I noticed there seems to be a large number of aspiring game developers that dive into Unity without learning C# first. Although I think it’s a good idea to learn C# first, game development is a different way of thinking, and Unity’s codebase doesn’t conform to C# standards in many ways.
The book even claims it’s a good book for those who know C# but “need to get hands-on with game development in Unity”. So, does this book do a good job of teaching C# in the context of Unity? I’d say no. The problem is that a lot of the content is either poorly described, ambiguous, or misleading. Then sometimes the writing style is more conversational/casual (perhaps would be harder for non-native speakers): "we’ll be diving into that in the next section—hold tight.". "To Unity, it walks, talks, and acts like any other component, complete with public variables underneath the component that can be changed at any time."
I’ll discuss some of the ambiguous and misleading elements of the book:
“It could simply call the SendMail function from the PostOffice class, as follows: PostOffice().SendMail()”. This isn't true because PostOffice isn't a method in his example - it is a class. Therefore the syntax would require the "new" keyword.

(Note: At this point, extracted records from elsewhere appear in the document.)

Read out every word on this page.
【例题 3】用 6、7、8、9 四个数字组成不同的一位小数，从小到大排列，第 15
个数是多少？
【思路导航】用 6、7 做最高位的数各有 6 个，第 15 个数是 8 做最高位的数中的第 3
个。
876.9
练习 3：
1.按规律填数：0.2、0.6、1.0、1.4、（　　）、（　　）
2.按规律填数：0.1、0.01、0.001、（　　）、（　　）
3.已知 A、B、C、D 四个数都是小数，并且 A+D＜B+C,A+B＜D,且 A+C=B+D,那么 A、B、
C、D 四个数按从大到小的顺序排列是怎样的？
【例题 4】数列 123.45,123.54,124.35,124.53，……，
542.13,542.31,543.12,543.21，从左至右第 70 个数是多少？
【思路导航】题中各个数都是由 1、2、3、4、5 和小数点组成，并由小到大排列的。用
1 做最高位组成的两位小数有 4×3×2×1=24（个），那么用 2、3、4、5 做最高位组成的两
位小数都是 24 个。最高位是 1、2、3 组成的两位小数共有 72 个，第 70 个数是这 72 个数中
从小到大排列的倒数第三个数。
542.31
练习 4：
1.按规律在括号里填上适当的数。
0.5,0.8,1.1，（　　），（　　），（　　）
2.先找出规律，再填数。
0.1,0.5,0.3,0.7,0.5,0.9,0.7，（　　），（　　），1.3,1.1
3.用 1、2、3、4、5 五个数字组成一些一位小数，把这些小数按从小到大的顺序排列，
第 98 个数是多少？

Does this explanation actually make sense or aid comprehension? I find it a weird analogy:
“Variables hold values like mailboxes hold letters; methods store instructions like recipes, to be followed for a predefined result; and classes are blueprints just like real blueprints.”
He initially declares variables in PascalCase, then claims that is the C# standard, yet Pascal case is for Properties and method names. Then in Chapter 5, he switches to camelcase, then occasionally uses an underscore prefix in subsequent chapters.

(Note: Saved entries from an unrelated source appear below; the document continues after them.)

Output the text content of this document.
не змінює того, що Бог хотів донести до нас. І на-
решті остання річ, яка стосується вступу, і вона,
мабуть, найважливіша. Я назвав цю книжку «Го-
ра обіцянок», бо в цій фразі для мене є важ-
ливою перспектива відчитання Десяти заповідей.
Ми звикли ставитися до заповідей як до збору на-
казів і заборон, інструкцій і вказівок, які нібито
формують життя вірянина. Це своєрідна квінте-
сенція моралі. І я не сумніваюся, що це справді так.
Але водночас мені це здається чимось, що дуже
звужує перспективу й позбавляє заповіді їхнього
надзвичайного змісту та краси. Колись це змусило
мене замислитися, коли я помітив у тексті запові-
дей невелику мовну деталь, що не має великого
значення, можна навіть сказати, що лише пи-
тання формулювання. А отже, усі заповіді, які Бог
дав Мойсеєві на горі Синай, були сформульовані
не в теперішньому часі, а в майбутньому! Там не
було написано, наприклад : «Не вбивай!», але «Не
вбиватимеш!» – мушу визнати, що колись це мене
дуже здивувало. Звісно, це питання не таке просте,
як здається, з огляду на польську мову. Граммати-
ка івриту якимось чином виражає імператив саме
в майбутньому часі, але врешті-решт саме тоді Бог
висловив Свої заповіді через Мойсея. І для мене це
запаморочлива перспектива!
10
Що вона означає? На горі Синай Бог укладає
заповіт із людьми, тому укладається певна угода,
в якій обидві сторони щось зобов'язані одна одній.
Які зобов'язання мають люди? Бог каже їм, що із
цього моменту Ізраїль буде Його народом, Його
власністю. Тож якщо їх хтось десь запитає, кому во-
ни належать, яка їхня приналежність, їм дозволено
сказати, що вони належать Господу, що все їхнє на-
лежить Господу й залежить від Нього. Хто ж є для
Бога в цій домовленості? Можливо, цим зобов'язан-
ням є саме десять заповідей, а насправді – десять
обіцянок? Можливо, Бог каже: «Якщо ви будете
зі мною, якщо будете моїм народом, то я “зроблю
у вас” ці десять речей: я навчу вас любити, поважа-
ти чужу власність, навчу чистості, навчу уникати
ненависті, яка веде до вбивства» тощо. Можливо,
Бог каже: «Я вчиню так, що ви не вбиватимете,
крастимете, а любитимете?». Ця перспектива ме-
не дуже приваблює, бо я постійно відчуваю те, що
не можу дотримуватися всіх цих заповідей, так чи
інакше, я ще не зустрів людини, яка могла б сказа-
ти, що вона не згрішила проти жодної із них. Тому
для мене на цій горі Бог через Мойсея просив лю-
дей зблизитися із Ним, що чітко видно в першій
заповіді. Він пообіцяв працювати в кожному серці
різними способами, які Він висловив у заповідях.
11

"While explicit access modifiers aren’t necessary when declaring a variable, it’s a good habit to get
into as a new programmer. That extra word goes a long way toward readability and professionalism
in your code". Apart from the fact that he is specifically talking about fields. If it is a local variable, then the access modifiers are completely invalid. Access modifiers are necessary in certain contexts, so that's not a correct statement anyway.
In regards to using time.deltaTime, he describes it as “This is the standard way of normalizing movement effects in Unity so that they look smooth no matter how fast or slow the player’s computer is running.” It’s quite an important aspect of Unity programming, and a basic explanation isn’t really good enough. It’s not so much as looking smooth, rather than actually being the correct calculation over time. At a low framerate, nothing is going to look smooth.

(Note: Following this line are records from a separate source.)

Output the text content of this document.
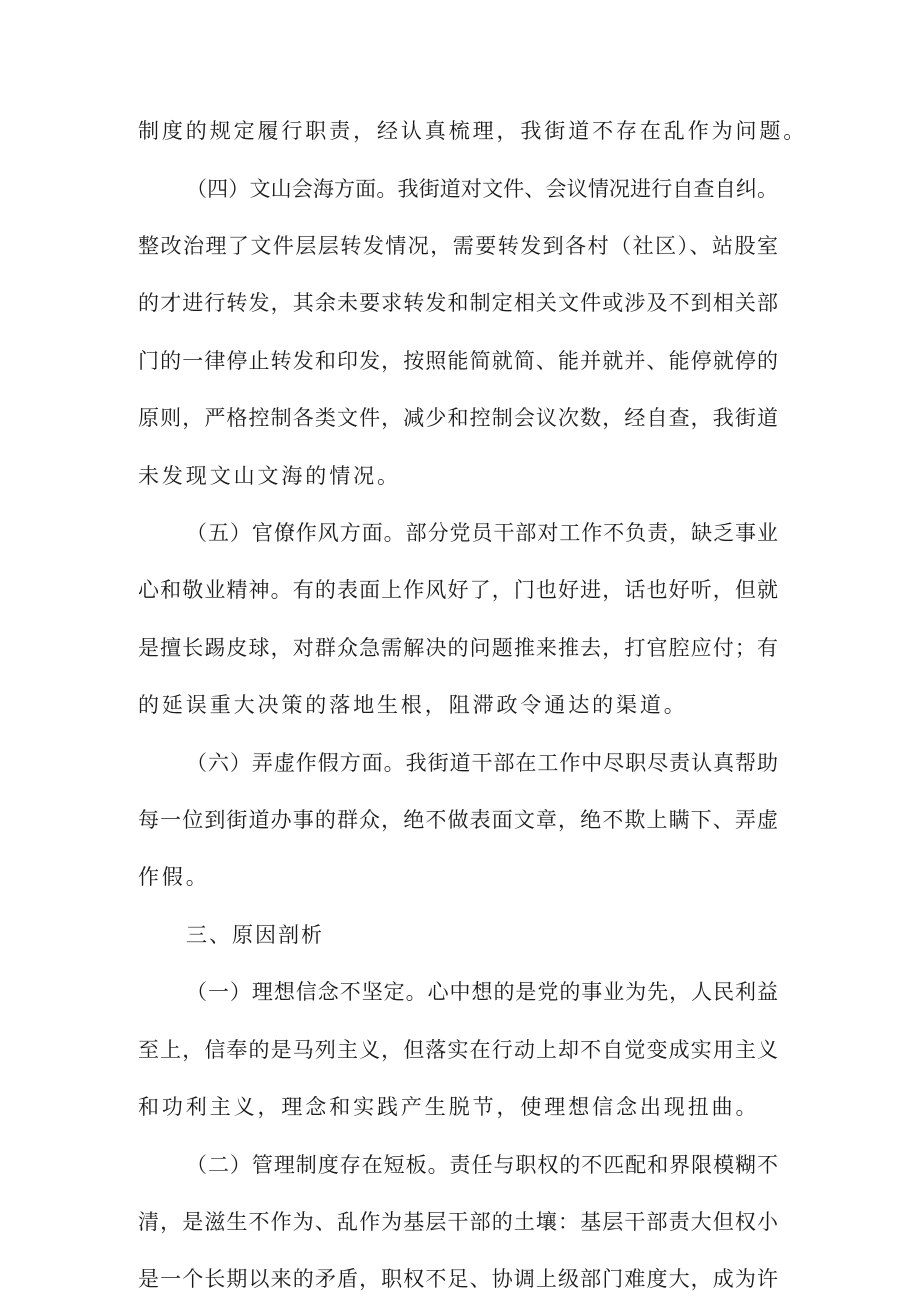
制度的规定履行职责，经认真梳理，我街道不存在乱作为问题。

（四）文山会海方面。我街道对文件、会议情况进行自查自纠。

整改治理了文件层层转发情况，需要转发到各村（社区）、站股室

的才进行转发，其余未要求转发和制定相关文件或涉及不到相关部

门的一律停止转发和印发，按照能简就简、能并就并、能停就停的

原则，严格控制各类文件，减少和控制会议次数，经自查，我街道

未发现文山文海的情况。

（五）官僚作风方面。部分党员干部对工作不负责，缺乏事业

心和敬业精神。有的表面上作风好了，门也好进，话也好听，但就

是擅长踢皮球，对群众急需解决的问题推来推去，打官腔应付；有

的延误重大决策的落地生根，阻滞政令通达的渠道。

（六）弄虚作假方面。我街道干部在工作中尽职尽责认真帮助

每一位到街道办事的群众，绝不做表面文章，绝不欺上瞒下、弄虚

作假。

三、原因剖析

（一）理想信念不坚定。心中想的是党的事业为先，人民利益

至上，信奉的是马列主义，但落实在行动上却不自觉变成实用主义

和功利主义，理念和实践产生脱节，使理想信念出现扭曲。

（二）管理制度存在短板。责任与职权的不匹配和界限模糊不

清，是滋生不作为、乱作为基层干部的土壤：基层干部责大但权小

是一个长期以来的矛盾，职权不足、协调上级部门难度大，成为许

“By default, all arguments are passed by value, meaning that a variable passed into a method will not be affected by any changes that are made to its value inside the method body.” It’s a bit complicated, but this isn’t really true with reference types: MSDN even says “If the method modifies the state of the object referred to by the parameter, those changes are visible from the caller.”
I thought there were fewer mistakes in the latter half of the book, but then I also think I was skim-reading more frequently, so maybe I wasn’t paying attention. In conclusion, I think there’s way better resources for learning the basics of C# out there, and there’s way better books for learning Unity.